May 5th, 2009, 12:11 PM
1. Exercise is great and needed, but not the only way to tire her. Mental workouts are just as tiring as physical ones and it benefits her on so many other levels.

2. Her age has a lot to do with her reluctance to retrieve since she was doing it just fine before. She knows what you want she is choosing not to do it because she wants to control the game. One way to do it is to have 2 balls/frisbees so she doesn't have the only conveted toy. Have her on a long leash and work the game with short distances. The leash keeps her from playing 'keep away' or from getting so far away from you that you have lost the connection. Practice in short spurts so that she doesn't get bored. Do not go after the toy and engage in her game. If she wants to play then it will be on your terms.

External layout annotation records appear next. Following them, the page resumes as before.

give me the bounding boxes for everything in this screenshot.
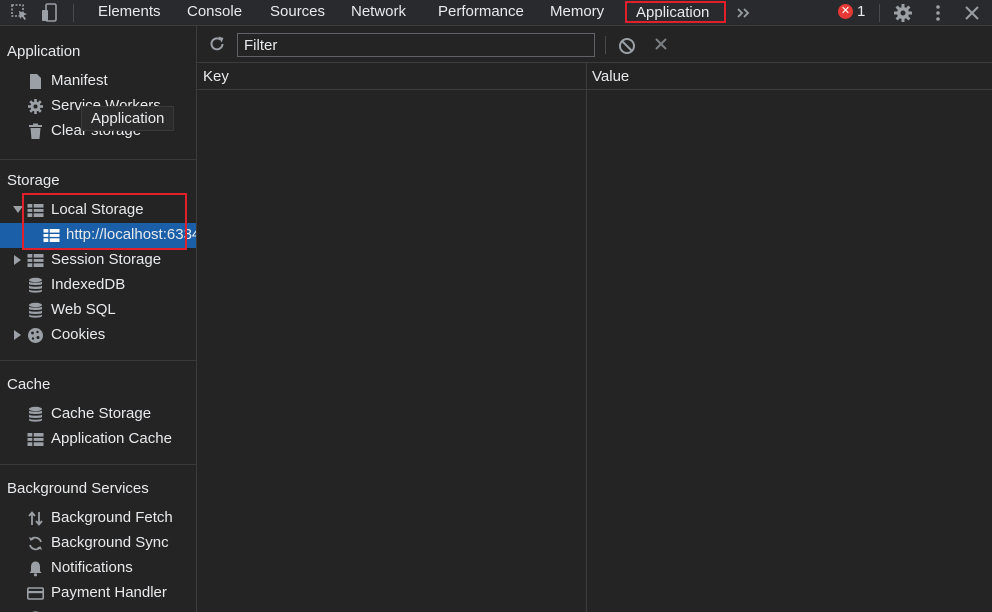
sidebar-item-label: Application Cache: [51, 430, 172, 447]
toolbar-separator: [605, 36, 606, 54]
tab-performance[interactable]: Performance: [438, 0, 524, 25]
storage-toolbar: [197, 26, 992, 63]
expand-arrow-icon[interactable]: [13, 206, 23, 213]
sidebar-item-label: Local Storage: [51, 201, 144, 218]
section-title-storage: Storage: [7, 172, 60, 189]
section-title-application: Application: [7, 43, 81, 60]
toolbar-separator: [73, 4, 74, 22]
sidebar-item-session-storage[interactable]: Session Storage: [0, 248, 196, 273]
cookie-icon: [27, 327, 44, 344]
document-icon: [27, 73, 44, 90]
section-title-background-services: Background Services: [7, 480, 149, 497]
sidebar-item-payment-handler[interactable]: Payment Handler: [0, 581, 196, 606]
sidebar-item-localhost-origin[interactable]: http://localhost:6334: [0, 223, 196, 248]
sidebar-item-local-storage[interactable]: Local Storage: [0, 198, 196, 223]
table-icon: [27, 252, 44, 269]
sidebar-item-label: Cache Storage: [51, 405, 152, 422]
section-divider: [0, 464, 196, 465]
sidebar-item-label: Session Storage: [51, 251, 162, 268]
toolbar-separator: [879, 4, 880, 22]
sidebar-item-application-cache[interactable]: Application Cache: [0, 427, 196, 452]
sidebar-item-background-fetch[interactable]: Background Fetch: [0, 506, 196, 531]
sidebar-item-label: Cookies: [51, 326, 106, 343]
tab-elements[interactable]: Elements: [98, 0, 161, 25]
settings-gear-icon[interactable]: [893, 3, 913, 23]
section-divider: [0, 360, 196, 361]
sidebar-item-manifest[interactable]: Manifest: [0, 69, 196, 94]
sidebar-item-label: Manifest: [51, 72, 108, 89]
expand-arrow-icon[interactable]: [14, 330, 21, 340]
error-count[interactable]: 1: [857, 3, 865, 20]
sync-icon: [27, 535, 44, 552]
error-icon[interactable]: ✕: [838, 4, 853, 19]
sidebar-item-cookies[interactable]: Cookies: [0, 323, 196, 348]
column-header-value[interactable]: Value: [592, 68, 629, 85]
sidebar-item-notifications[interactable]: Notifications: [0, 556, 196, 581]
devtools-toolbar: Elements Console Sources Network Perform…: [0, 0, 992, 26]
column-divider[interactable]: [586, 63, 587, 612]
database-icon: [27, 302, 44, 319]
more-tabs-icon[interactable]: [734, 3, 754, 23]
sidebar-item-cache-storage[interactable]: Cache Storage: [0, 402, 196, 427]
section-title-cache: Cache: [7, 376, 51, 393]
trash-icon: [27, 123, 44, 140]
refresh-icon[interactable]: [208, 35, 226, 53]
gear-icon: [27, 98, 44, 115]
up-down-arrows-icon: [27, 510, 44, 527]
tab-application[interactable]: Application: [625, 1, 726, 23]
table-icon: [27, 202, 44, 219]
inspect-element-icon[interactable]: [10, 3, 30, 23]
database-icon: [27, 406, 44, 423]
sidebar-item-web-sql[interactable]: Web SQL: [0, 298, 196, 323]
tab-network[interactable]: Network: [351, 0, 406, 25]
sidebar-item-background-sync[interactable]: Background Sync: [0, 531, 196, 556]
sidebar-item-label: Web SQL: [51, 301, 116, 318]
credit-card-icon: [27, 585, 44, 602]
more-options-icon[interactable]: [928, 3, 948, 23]
table-icon: [43, 227, 60, 244]
clear-all-icon[interactable]: [618, 37, 636, 55]
tab-memory[interactable]: Memory: [550, 0, 604, 25]
tooltip: Application: [81, 106, 175, 131]
storage-view: Key Value: [197, 26, 992, 612]
tab-sources[interactable]: Sources: [270, 0, 325, 25]
expand-arrow-icon[interactable]: [14, 255, 21, 265]
sidebar-item-label: IndexedDB: [51, 276, 126, 293]
sidebar-item-label: Notifications: [51, 559, 133, 576]
section-divider: [0, 159, 196, 160]
sidebar-item-indexeddb[interactable]: IndexedDB: [0, 273, 196, 298]
sidebar-item-label: Background Sync: [51, 534, 169, 551]
delete-selected-icon[interactable]: [653, 36, 669, 52]
table-icon: [27, 431, 44, 448]
sidebar-item-label: http://localhost:6334: [66, 226, 196, 243]
column-header-key[interactable]: Key: [203, 68, 229, 85]
filter-input[interactable]: [237, 33, 595, 57]
database-icon: [27, 277, 44, 294]
data-grid-header: Key Value: [197, 63, 992, 90]
close-icon[interactable]: [962, 3, 982, 23]
sidebar-item-next-partial[interactable]: [0, 606, 196, 612]
device-toolbar-icon[interactable]: [41, 3, 61, 23]
tab-console[interactable]: Console: [187, 0, 242, 25]
sidebar-item-label: Background Fetch: [51, 509, 173, 526]
sidebar-item-label: Payment Handler: [51, 584, 167, 601]
bell-icon: [27, 560, 44, 577]
application-sidebar: Application Manifest Service Workers Cle…: [0, 26, 196, 612]
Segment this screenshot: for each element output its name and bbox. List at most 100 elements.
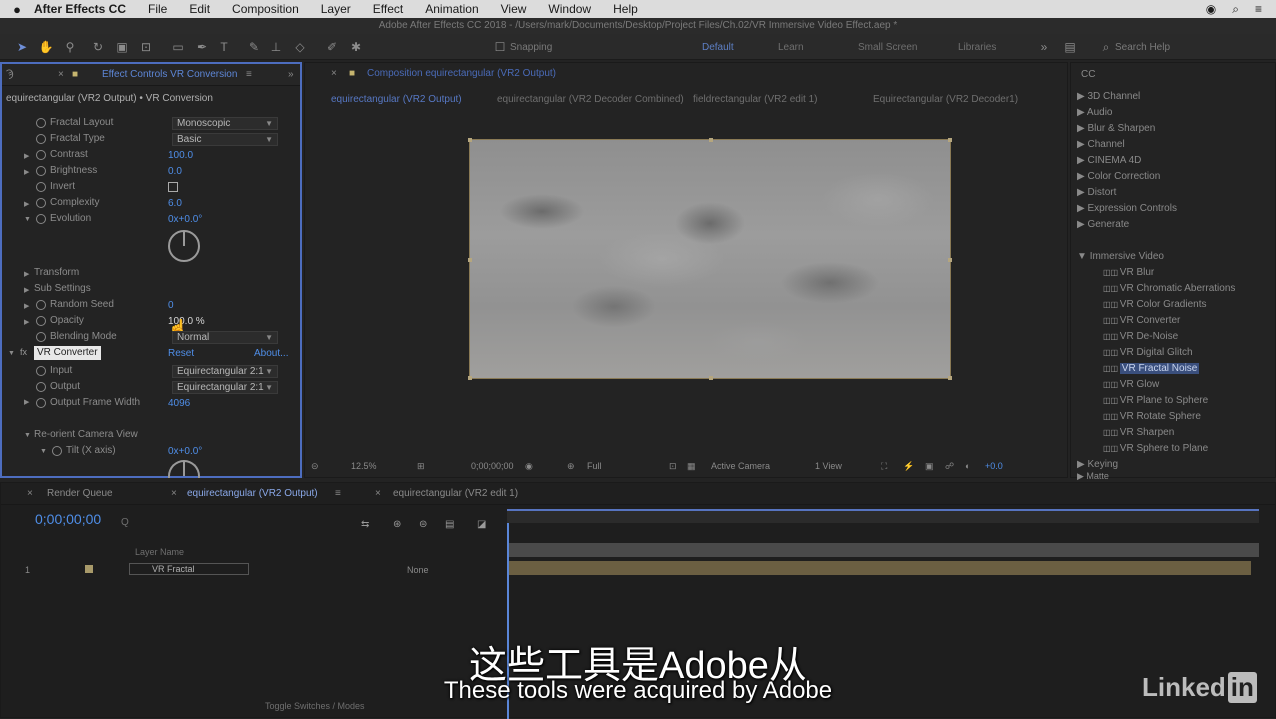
menu-animation[interactable]: Animation	[425, 2, 478, 16]
tab-render-queue[interactable]: Render Queue	[47, 488, 113, 499]
expand-panels-icon[interactable]: »	[288, 69, 294, 80]
pen-tool-icon[interactable]: ✒	[194, 39, 210, 55]
transform-handle[interactable]	[468, 138, 472, 142]
breadcrumb-3[interactable]: Equirectangular (VR2 Decoder1)	[873, 93, 1018, 107]
expand-triangle-icon[interactable]: ▶	[24, 168, 29, 176]
motion-blur-icon[interactable]: ◪	[477, 519, 486, 530]
timeline-timecode[interactable]: 0;00;00;00	[35, 511, 101, 527]
stopwatch-icon[interactable]	[36, 366, 46, 376]
random-seed-value[interactable]: 0	[168, 300, 174, 311]
tab-equirectangular-output[interactable]: equirectangular (VR2 Output)	[187, 488, 318, 499]
folder-item[interactable]: ▶ Generate	[1077, 219, 1129, 230]
shy-layers-icon[interactable]: ⊜	[419, 519, 427, 530]
folder-item[interactable]: ▶ Distort	[1077, 187, 1116, 198]
fractal-type-dropdown[interactable]: Basic ▼	[172, 133, 278, 146]
tab-effect-controls[interactable]: Effect Controls VR Conversion	[102, 69, 237, 80]
expand-triangle-icon[interactable]: ▶	[24, 398, 29, 406]
fractal-layout-dropdown[interactable]: Monoscopic ▼	[172, 117, 278, 130]
stopwatch-icon[interactable]	[36, 198, 46, 208]
always-preview-icon[interactable]: ⊝	[311, 461, 319, 472]
fast-previews-icon[interactable]: ⚡	[903, 461, 914, 472]
stopwatch-icon[interactable]	[52, 446, 62, 456]
folder-item[interactable]: ▶ Audio	[1077, 107, 1113, 118]
effect-list-item[interactable]: ◫◫ VR Glow	[1103, 379, 1159, 390]
snapping-checkbox-icon[interactable]: ☐	[492, 39, 508, 55]
exposure-value[interactable]: +0.0	[985, 461, 1003, 471]
app-name-menu[interactable]: After Effects CC	[34, 2, 126, 16]
menu-effect[interactable]: Effect	[373, 2, 403, 16]
sub-settings-group[interactable]: Sub Settings	[34, 282, 91, 296]
notification-center-icon[interactable]: ≡	[1255, 2, 1262, 17]
close-tab-icon[interactable]: ×	[375, 488, 381, 499]
transform-handle[interactable]	[948, 258, 952, 262]
folder-item[interactable]: ▶ Expression Controls	[1077, 203, 1177, 214]
stopwatch-icon[interactable]	[36, 134, 46, 144]
reset-exposure-icon[interactable]: ◐	[965, 461, 970, 471]
folder-item[interactable]: ▶ 3D Channel	[1077, 91, 1140, 102]
panel-collapse-icon[interactable]: Ϡ	[6, 69, 14, 80]
region-of-interest-icon[interactable]: ⊡	[669, 461, 677, 472]
transform-handle[interactable]	[709, 138, 713, 142]
camera-view-dropdown[interactable]: Active Camera	[711, 461, 770, 471]
resolution-dropdown[interactable]: Full	[587, 461, 602, 471]
effect-list-item[interactable]: ◫◫ VR Converter	[1103, 315, 1180, 326]
lock-icon[interactable]: ■	[72, 69, 78, 80]
creative-cloud-icon[interactable]: ◉	[1206, 2, 1216, 17]
tab-composition[interactable]: Composition equirectangular (VR2 Output)	[367, 68, 556, 79]
flowchart-icon[interactable]: ☍	[945, 461, 954, 472]
effect-list-item[interactable]: ◫◫ VR Color Gradients	[1103, 299, 1206, 310]
puppet-tool-icon[interactable]: ✱	[348, 39, 364, 55]
stopwatch-icon[interactable]	[36, 332, 46, 342]
search-help-input[interactable]: Search Help	[1115, 42, 1170, 53]
selection-tool-icon[interactable]: ➤	[14, 39, 30, 55]
brush-tool-icon[interactable]: ✎	[246, 39, 262, 55]
breadcrumb-1[interactable]: equirectangular (VR2 Decoder Combined)	[497, 93, 684, 107]
layer-label-color[interactable]	[85, 565, 93, 573]
pan-behind-tool-icon[interactable]: ⊡	[138, 39, 154, 55]
reorient-camera-view-group[interactable]: Re-orient Camera View	[34, 428, 138, 442]
expand-triangle-icon[interactable]: ▼	[24, 432, 31, 439]
workspace-default[interactable]: Default	[702, 42, 734, 53]
effect-list-item[interactable]: ◫◫ VR Rotate Sphere	[1103, 411, 1201, 422]
effect-list-item[interactable]: ◫◫ VR De-Noise	[1103, 331, 1178, 342]
folder-item[interactable]: ▶ Color Correction	[1077, 171, 1160, 182]
workspace-libraries[interactable]: Libraries	[958, 42, 996, 53]
rectangle-tool-icon[interactable]: ▭	[170, 39, 186, 55]
layer-duration-bar[interactable]	[509, 561, 1251, 575]
transform-handle[interactable]	[709, 376, 713, 380]
stopwatch-icon[interactable]	[36, 118, 46, 128]
apple-icon[interactable]: ●	[0, 2, 34, 17]
parent-dropdown[interactable]: None	[407, 565, 429, 575]
menu-composition[interactable]: Composition	[232, 2, 299, 16]
stopwatch-icon[interactable]	[36, 166, 46, 176]
roto-brush-tool-icon[interactable]: ✐	[324, 39, 340, 55]
expand-triangle-icon[interactable]: ▶	[24, 318, 29, 326]
effect-list-item-selected[interactable]: ◫◫ VR Fractal Noise	[1103, 363, 1200, 374]
fx-toggle-icon[interactable]: fx	[20, 347, 27, 357]
expand-triangle-icon[interactable]: ▼	[8, 350, 15, 357]
snapshot-icon[interactable]: ◉	[525, 461, 533, 472]
draft-3d-icon[interactable]: ⊛	[393, 519, 401, 530]
vr-converter-effect[interactable]: VR Converter	[34, 346, 101, 360]
output-frame-width-value[interactable]: 4096	[168, 398, 190, 409]
layer-name-field[interactable]: VR Fractal	[129, 563, 249, 575]
stopwatch-icon[interactable]	[36, 214, 46, 224]
tab-menu-icon[interactable]: ≡	[335, 488, 341, 499]
channel-icon[interactable]: ⊕	[567, 461, 575, 472]
vr-converter-reset[interactable]: Reset	[168, 348, 194, 359]
grid-icon[interactable]: ⊞	[417, 461, 425, 472]
composition-viewer[interactable]	[468, 138, 952, 380]
timeline-search-input[interactable]: Q	[121, 517, 129, 528]
vr-converter-about[interactable]: About...	[254, 348, 288, 359]
effects-search-input[interactable]: CC	[1081, 69, 1095, 80]
search-icon[interactable]: ⌕	[1098, 39, 1114, 55]
zoom-tool-icon[interactable]: ⚲	[62, 39, 78, 55]
folder-item[interactable]: ▶ Channel	[1077, 139, 1125, 150]
clone-stamp-tool-icon[interactable]: ⊥	[268, 39, 284, 55]
tilt-angle-dial[interactable]	[168, 460, 200, 478]
evolution-value[interactable]: 0x+0.0°	[168, 214, 202, 225]
comp-mini-flowchart-icon[interactable]: ⇆	[361, 519, 369, 530]
blending-mode-dropdown[interactable]: Normal ▼	[172, 331, 278, 344]
breadcrumb-0[interactable]: equirectangular (VR2 Output)	[331, 93, 462, 107]
menu-edit[interactable]: Edit	[189, 2, 210, 16]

Often if you ignore a dog who is playing 'keep away' they will eventually come right up to you and practically poke you with the toy to say "Hey, I still want to play - don't you see me?" It does take time and patience.

3. Be very aware that you have had 2 dogs with SA - What is the common factor here? It is very common for people to say "It's just amazing, my dogs all seem to have the same personality (or issues) even though they were totally different dogs. That is because dogs mirror who we are. If you are over bonding with your dog or not taking the time to teach her how to self entertain and be alone then we need to reframe how you are doing things. I am not trying to lay blame, but to open your eyes to what might be happening to exacerbate this problem.